This is not what we were discussing if you'd actually read the posts. The discussion was about adding more lanes directly from the CPU, not via the chipset, so there's nothing untrue about it.
Going via a multiplexed solution via the chipset is an option, but the bandwidth to the CPU is then shared by all devices which can be a bottleneck. For most people it won't be and as I mentioned in another post in this thread, at least as far as NVMe drives are concerned, it doesn't seem to benefit AMD to have a direct link to the CPU as long as you only have one drive.
No, that's not what we are discussing. Re-read the original post, what lanes btarunr is talking about, and what you responded to on the first page, the post I responded to. We are talking about the lanes off the chipset.
particularly to address 300-series chipset's main shortcoming, just 6-8 older PCI-Express gen 2.0 general purpose lanes (while Intel chipsets put out up to 24 gen 3.0 lanes).
We are specifically talking about the chipset lanes. The actual fact is that Ryzen has
more PCI-E lanes coming off the CPU than Intel does. The Ryzen CPU provides 24 PCI-E 3.0 lanes, Intel's Coffee/Kaby/Sky Lake only provide 20 PCI-E 3.0 lanes.
Ryzen = 24 lanes = 16 for Graphics, 4 for NVMe, 4 for link to Chipset
Intel CFL = 20 lanes = 16 for Graphics, 4 for link to Chipset
With Intel, none of the NVMe drives are running from the CPU itself because of the limited PCI-E lanes from the CPU.
So, there are two options:
1.) We were talking about the PCI-E lanes coming off the CPU, in which case you were wrong in your statement about AMD being too stingy, because they obviously were not since they have more lanes than Intel.
OR
2.) We were talking about the lanes coming from the chipset(we were) in which AMD has the same bandwidth between the chipset and the CPU, which means they have plenty of room to expand the lanes provided by the chipset and you were wrong.
You can pick which situations you think we were actually talking about, but either way, you were wrong.
So you're suggesting adding M.2, 10Gbps Ethernet and anything that's going through the chipset today and don't think there will be a bottleneck between the chipset and CPU if multiple things are used at once? Good luck with that, as it's already been shown to be a bottleneck on Intel's platforms.
Except it hasn't really been shown to be a bottleneck in Intel's system, not that I've seen. I've run NVMe and 10Gb/s network through the chipset just fine. The link between the CPU and chipset is a 31.5Gb/s link. If you use 10Gb/s ethernet, that still leaves 21.5Gb/s for everything else. That is still an insane amount of bandwidth. Yeah, that might slightly bottleneck the fastest NVMe drives, but not to a noticeable degree. It's still 2.6GB/s of bandwidth!
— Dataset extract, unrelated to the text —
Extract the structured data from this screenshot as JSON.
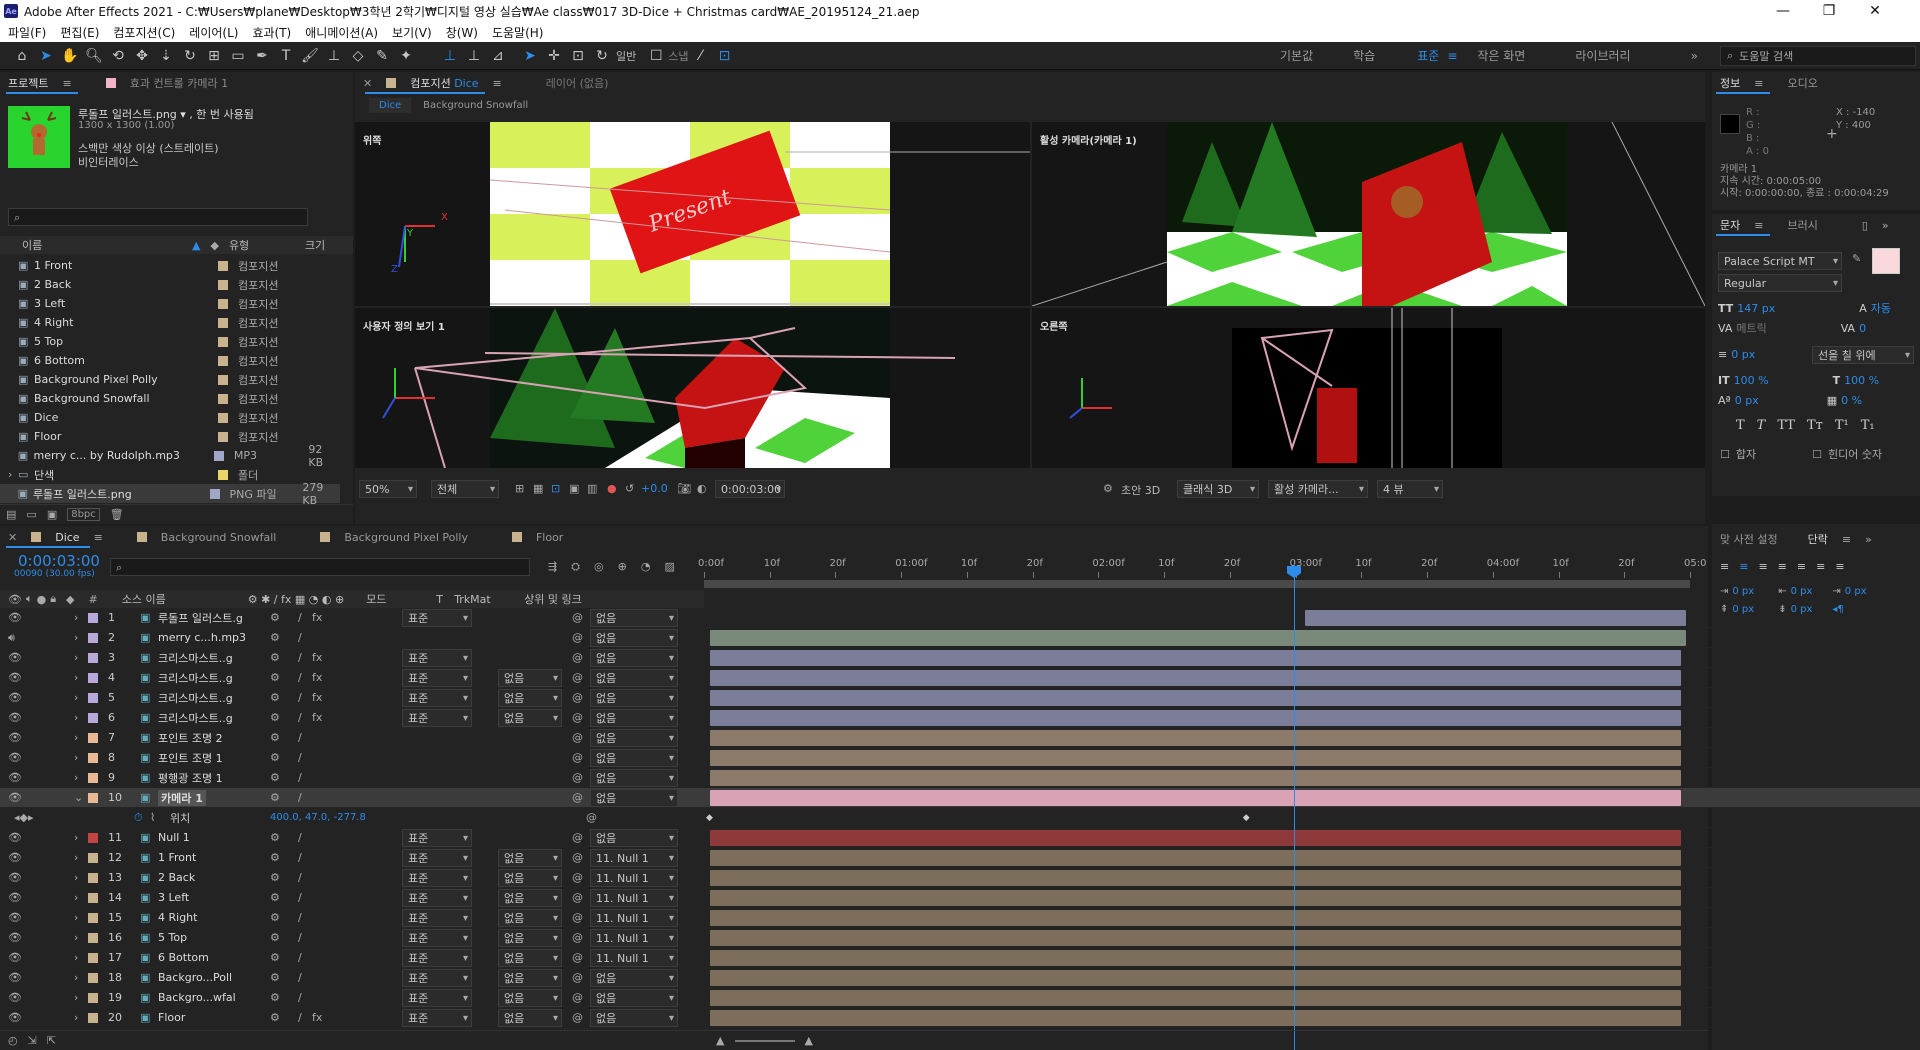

That's enough for an NVMe drive, a SATA storage drive, and some USB 3.0 ports to be active without any noticeable slowdown.
I really wish people could read before posting arguments for or against something without know where the discussion started...
Yes, indeed it would be nice if people wouldn't post without knowing where the discussion started...
Because, the fact is we were talking about the chipset lanes. Nothing in your original post suggests you, for whatever reason, were talking about the CPU other than you stating they need a new socket for more PCI-E lanes, which doesn't make any sense when you actually know what you're talking about. No one before you was talking about the CPU lanes, and you never mention in your post you were talking about the CPU. Everyone else in this thread is talking about the chipset.
And the fact is, AMD could actually make the link to the Chipset twice as fast an Intel very easily. They have 8 extra PCI-E lanes on their CPU while Intel only has 4. Right now, AMD divides the 8 lanes as 4+4, 4 for the chipset and 4 for an NVMe drive. However, if they develop a more capable chipset with more PCI-E 3.0 lanes, they could take the 4 lanes currently used for NVMe connection and instead use those for the connection to the chipset, giving twice the bandwidth between the CPU and chipset that Intel has. That would be 63Gb/s, or 7.8GB/s. More than enough for an NVMe RAID array, 10Gb/s ethernet, all the USB ports you would want, and plenty of SATA ports.
This likely could be done with the current processors too. The motherboard would decided where the PCI-E lanes are directed. If a CPU is put in an older board, then the current configuration is used. If the CPU is put in a motherboard with a newer chipset, then all 8 lanes are used for the chipset connection, and the chipset then provides more lanes for NVMe and other expansion cards.